Programming Assignment Discussion


Data Abstraction
	Given what we talked about last time, we need to step through an example of an abstract data type using
		classes,
		constructors,
		member functions,
		data hiding,
		distinguishing the difference between what the client can do and what the ADT can do


	Let’s begin by building a “list” abstraction
	Remember, the data structure used should be able to “plug and play” (i.e., be replaced without affecting the client program
	Operations will incloude to:
		insert, remove, retrieve, and display
		create, destroy


	Once the operations are understood, we can begin to examine the data
	Let’s build a list to be used for a student roster
		so, the data will include the student name, current grade % in the class, and psu id#
		we can use a struct or a class to represent the underlying data
		we will examine both of these approaches today


	The list of students can be implemented using a variety of data structures
	Our choices are:
		array (statically allocated),
		array (dynamically allocated),
		linear linked list
		circular linked list
		doubly linked list


	struct data {
	char * name;
	char * psu_id;
	float grade;
	};
	Options for placement:
		before the class in the header file
		in the implementation file
		nested within the class


	//.h file
	struct data;
	class list {
	public:
	...
	//.cpp file
	struct data {
	char * name;
	char * psu_id;
	float grade;
	};


	class list {
	public:
	...
	private:
	struct data {
	char * name;
	char * psu_id;
	float grade;
	};
	};


	class data {
	char * name;
	char * psu_id;
	float grade;
	friend class list;
	};
	If a class had been used, the members would have been private by default requiring the list class to be declared as a friend...

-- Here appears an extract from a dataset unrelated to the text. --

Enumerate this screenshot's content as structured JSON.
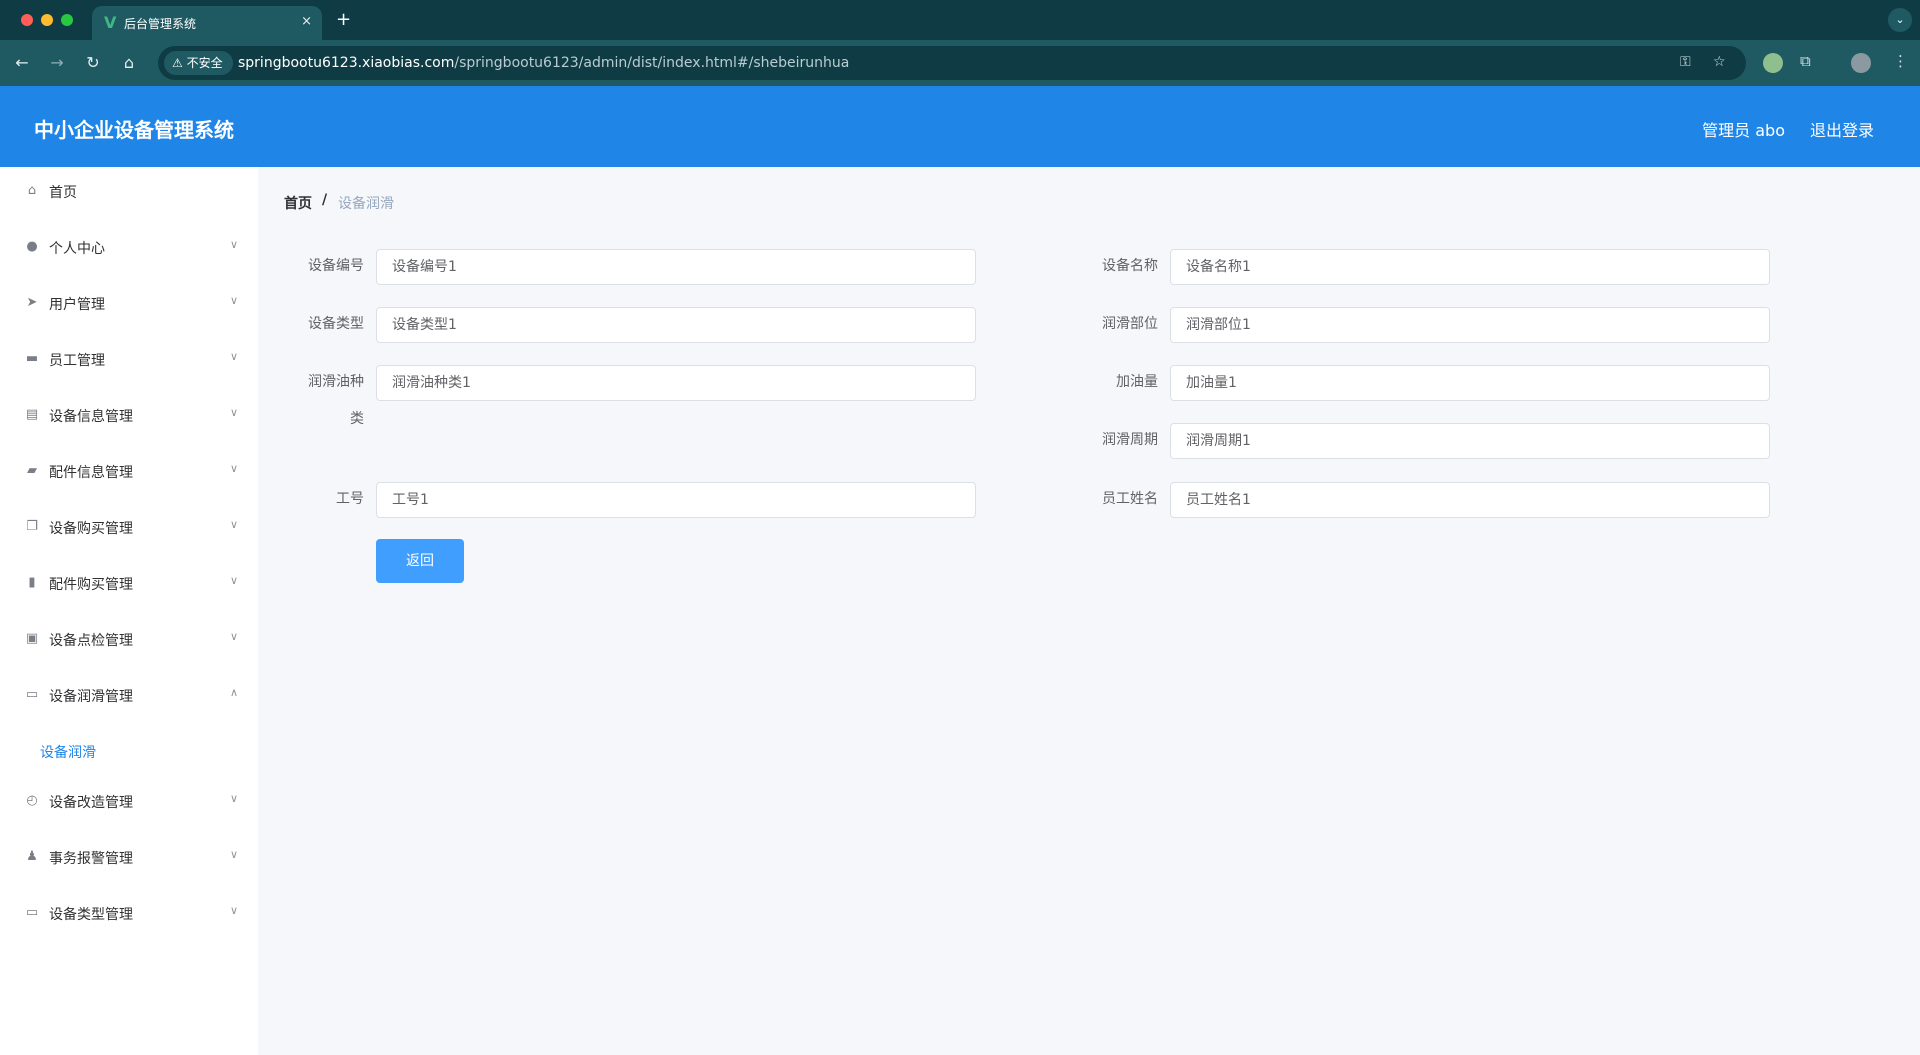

	My personal preference is to use structures for the underlying data
		this has the benefit of grouping various data types together
		the data is accessible directly by the class that uses the underlying data
		and there is little overhead to access the data members (of the name, psu id#, and grade)


	But, doesn’t this violate data hiding? no!
		think about what code can access this data? You would have to have the ‘array’ of students, or the ‘head’ pointer to the first node containing a student to actually access the data
		certainly, the client can “see” the structure, but they can’t access the data if properly hidden within the class!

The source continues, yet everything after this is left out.